Serie A, modificati i coefficienti di distribuzione dei diritti tv

Raddoppia il paracadute per le retrocesse. Ridefiniti inoltre i coefficienti per le prime dieci formazioni del campionato e per le altre sette.

È stato trovato l’accordo per la ripartizione dei diritti tv del massimo campionato. I punti centrali dell’intesa sono l’aumento del paracadute per le retrocesse e una più equa distribuzione dei profitti, sempre più legati alla posizione in classifica.

Fanno discutere i 60 milioni di paracadute destinati alle formazioni che retrocederanno nel campionato cadetto. Contrario il presidente della Lega B Abodi, che ha evidenziato quanto l’aumento esponenziale dei compensi per le retrocesse possa influenzare gli equilibri della Serie B.

Emerge inoltre un altro interessante dato legato alla ridefinizione dei coefficienti per le prime dieci formazioni del campionato e per le altre sette.

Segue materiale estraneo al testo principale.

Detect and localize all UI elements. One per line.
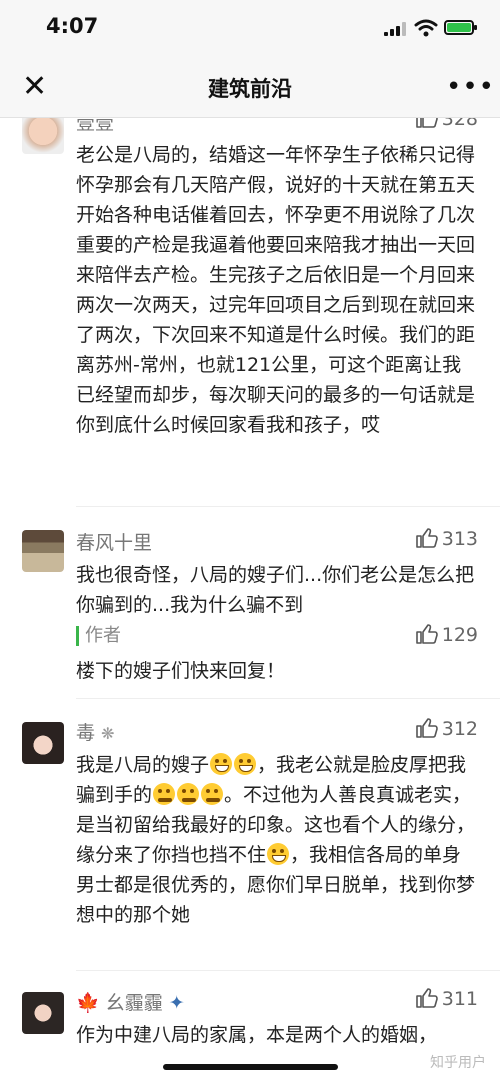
avatar[interactable] bbox=[22, 992, 64, 1034]
battery-icon bbox=[444, 20, 477, 35]
like-button[interactable]: 328 bbox=[415, 118, 478, 130]
thumbs-up-icon bbox=[415, 118, 438, 128]
comment-text: 作为中建八局的家属，本是两个人的婚姻， bbox=[76, 1024, 438, 1046]
divider bbox=[76, 506, 500, 507]
smile-emoji-icon bbox=[267, 843, 290, 865]
like-count: 328 bbox=[441, 118, 478, 130]
avatar[interactable] bbox=[22, 118, 64, 154]
divider bbox=[76, 970, 500, 971]
comment-author[interactable]: 毒 ❋ bbox=[76, 718, 114, 745]
thinking-emoji-icon bbox=[201, 783, 224, 805]
comment-list: 壹壹 328 老公是八局的，结婚这一年怀孕生子依稀只记得怀孕那会有几天陪产假，说… bbox=[0, 118, 500, 1082]
maple-leaf-icon: 🍁 bbox=[76, 992, 100, 1014]
thumbs-up-icon bbox=[415, 988, 438, 1008]
signal-icon bbox=[384, 22, 406, 36]
status-time: 4:07 bbox=[46, 14, 99, 38]
wifi-icon bbox=[414, 19, 438, 37]
thinking-emoji-icon bbox=[177, 783, 200, 805]
thumbs-up-icon bbox=[415, 624, 438, 644]
like-count: 313 bbox=[441, 528, 478, 550]
watermark: 知乎用户 bbox=[430, 1055, 486, 1071]
thumbs-up-icon bbox=[415, 718, 438, 738]
like-button[interactable]: 313 bbox=[415, 528, 478, 550]
decoration-icon: ✦ bbox=[168, 992, 185, 1014]
author-reply-label[interactable]: 作者 bbox=[76, 626, 121, 646]
comment-text: 我是八局的嫂子 ，我老公就是脸皮厚把我骗到手的 。不过他为人善良真诚老实，是当初留给… bbox=[76, 753, 476, 926]
like-count: 311 bbox=[441, 988, 478, 1010]
avatar[interactable] bbox=[22, 530, 64, 572]
status-bar: 4:07 bbox=[0, 0, 500, 56]
grin-emoji-icon bbox=[210, 753, 233, 775]
grin-emoji-icon bbox=[234, 753, 257, 775]
comment-text: 老公是八局的，结婚这一年怀孕生子依稀只记得怀孕那会有几天陪产假，说好的十天就在第… bbox=[76, 144, 476, 436]
thinking-emoji-icon bbox=[153, 783, 176, 805]
thumbs-up-icon bbox=[415, 528, 438, 548]
reply-text: 楼下的嫂子们快来回复！ bbox=[76, 660, 286, 682]
comment-author[interactable]: 春风十里 bbox=[76, 528, 152, 555]
like-button[interactable]: 311 bbox=[415, 988, 478, 1010]
comment-text: 我也很奇怪，八局的嫂子们...你们老公是怎么把你骗到的...我为什么骗不到 bbox=[76, 564, 475, 616]
more-icon[interactable]: ••• bbox=[446, 72, 495, 102]
like-button[interactable]: 312 bbox=[415, 718, 478, 740]
like-count: 129 bbox=[441, 624, 478, 646]
nav-bar: ✕ 建筑前沿 ••• bbox=[0, 56, 500, 118]
like-count: 312 bbox=[441, 718, 478, 740]
comment-author[interactable]: 🍁 幺霾霾 ✦ bbox=[76, 988, 185, 1015]
like-button[interactable]: 129 bbox=[415, 624, 478, 646]
home-indicator[interactable] bbox=[163, 1064, 338, 1070]
avatar[interactable] bbox=[22, 722, 64, 764]
divider bbox=[76, 698, 500, 699]
web-icon: ❋ bbox=[101, 724, 115, 743]
page-title: 建筑前沿 bbox=[208, 77, 292, 101]
comment-author[interactable]: 壹壹 bbox=[76, 118, 114, 135]
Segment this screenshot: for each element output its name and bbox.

Le squadre che raggiungeranno la colonnina di sinistra della classifica avranno infatti ancor più introiti rispetto alle altre. L’obiettivo stagionale del Bologna diventa quindi quello di confermare l’attuale posizione in classifica. I diritti tv danno nuove ambizioni ai rossoblù, che se dovessero mantenere il nono posto avrebbero più introiti a disposizione per il mercato estivo.